Enviada em 25/08/2021
Como garantir as liberdades individuais na sociedade contemporânea Para começar, é importante que você se situe a respeito do seu país e da história desse direito por aqui. Embora a Constituição Brasileira de 1988 garanta, no seu artigo 5º, o direito à liberdade de expressão, ela estabelece também alguns limites, como a proibição do anonimato, a asseguração ao direito de resposta e o pagamento de indenização quando violadas “a intimidade, a vida privada, a honra e a imagem das pessoas”. Isso, é claro, sem mencionar os limites estabelecidos pelo Código Penal. “É liberdade de expressão”, afirmou o presidente Jair Bolsonaro, no último dia 27, quando questionado sobre o esquema de notícias falsas investigado pela Polícia Federal, que teria sido criado durante as eleições para beneficiar sua candidatura. A chamada “CPI das Fake News” movimentou a política brasileira no último mês, desencadeando demissões e discursos inflamados. Entre os que defenderam o estabelecimento de limites, o Papa Francisco declarou que ofensas às religiões deveriam ser proibidas. O problema é que isso configuraria uma censura prévia à liberdade de expressão, e, se for concedida a uma determinada instituição, outras certamente reivindicariam o mesmo benefício, o que terminaria por eliminar as liberdades conquistadas. Portanto, não devem ser criados limites à liberdade de expressão. Todos devem ter o direito de se exprimir livremente, assumindo, porém, as responsabilidades pelas consequências do que publicar.
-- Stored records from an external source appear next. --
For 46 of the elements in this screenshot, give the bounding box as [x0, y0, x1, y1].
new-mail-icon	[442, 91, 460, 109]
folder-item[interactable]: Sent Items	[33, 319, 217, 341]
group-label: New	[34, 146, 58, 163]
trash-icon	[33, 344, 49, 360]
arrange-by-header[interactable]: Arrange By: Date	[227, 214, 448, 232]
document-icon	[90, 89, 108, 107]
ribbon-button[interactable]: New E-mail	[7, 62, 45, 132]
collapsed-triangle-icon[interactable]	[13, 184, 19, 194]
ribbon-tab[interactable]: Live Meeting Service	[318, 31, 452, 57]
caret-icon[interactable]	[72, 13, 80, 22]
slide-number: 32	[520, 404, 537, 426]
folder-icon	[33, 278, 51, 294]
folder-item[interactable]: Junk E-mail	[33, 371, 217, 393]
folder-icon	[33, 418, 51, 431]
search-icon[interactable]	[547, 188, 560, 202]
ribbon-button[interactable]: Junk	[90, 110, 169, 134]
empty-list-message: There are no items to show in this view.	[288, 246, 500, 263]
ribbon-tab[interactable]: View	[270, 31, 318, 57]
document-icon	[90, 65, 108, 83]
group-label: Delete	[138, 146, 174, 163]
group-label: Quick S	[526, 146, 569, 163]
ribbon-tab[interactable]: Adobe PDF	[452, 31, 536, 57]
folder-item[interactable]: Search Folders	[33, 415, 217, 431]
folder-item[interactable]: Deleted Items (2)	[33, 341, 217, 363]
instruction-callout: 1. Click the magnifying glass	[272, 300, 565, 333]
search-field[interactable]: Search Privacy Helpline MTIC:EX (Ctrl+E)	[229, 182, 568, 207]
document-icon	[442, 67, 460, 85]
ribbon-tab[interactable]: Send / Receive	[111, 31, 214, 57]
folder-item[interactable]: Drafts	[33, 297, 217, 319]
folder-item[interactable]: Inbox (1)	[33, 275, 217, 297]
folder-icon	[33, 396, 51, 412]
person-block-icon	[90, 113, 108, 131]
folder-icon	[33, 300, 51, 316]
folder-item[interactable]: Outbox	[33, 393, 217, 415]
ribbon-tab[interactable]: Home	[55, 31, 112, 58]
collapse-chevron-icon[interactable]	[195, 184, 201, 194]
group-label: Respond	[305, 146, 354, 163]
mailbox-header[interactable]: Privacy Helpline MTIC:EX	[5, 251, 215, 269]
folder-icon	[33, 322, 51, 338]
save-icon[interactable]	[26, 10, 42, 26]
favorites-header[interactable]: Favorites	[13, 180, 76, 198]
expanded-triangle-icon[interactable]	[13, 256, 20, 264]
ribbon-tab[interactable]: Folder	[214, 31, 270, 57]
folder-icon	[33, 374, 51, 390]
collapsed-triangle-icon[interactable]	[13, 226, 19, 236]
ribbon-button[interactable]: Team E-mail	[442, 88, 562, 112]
Se alguém exprime uma opinião, outros têm o direito de contestá-la e mostrar seu próprio ponto de vista. E com isso, a sociedade e a democracia ganham. Conquistamos com dificuldade a liberdade de expressão. Ela é um direito constitucional e um esteio do pacto social. A própria lei já estabelece limites: não posso defender ou incitar crime. Não posso, em nome da liberdade de expressão, defender racismo ou violência contra mulheres ou pedofilia. A liberdade é ampla, mas não absoluta”, esclareceu o historiador e professor da Unicamp Leandro Karnal em uma postagem em suas redes sociais.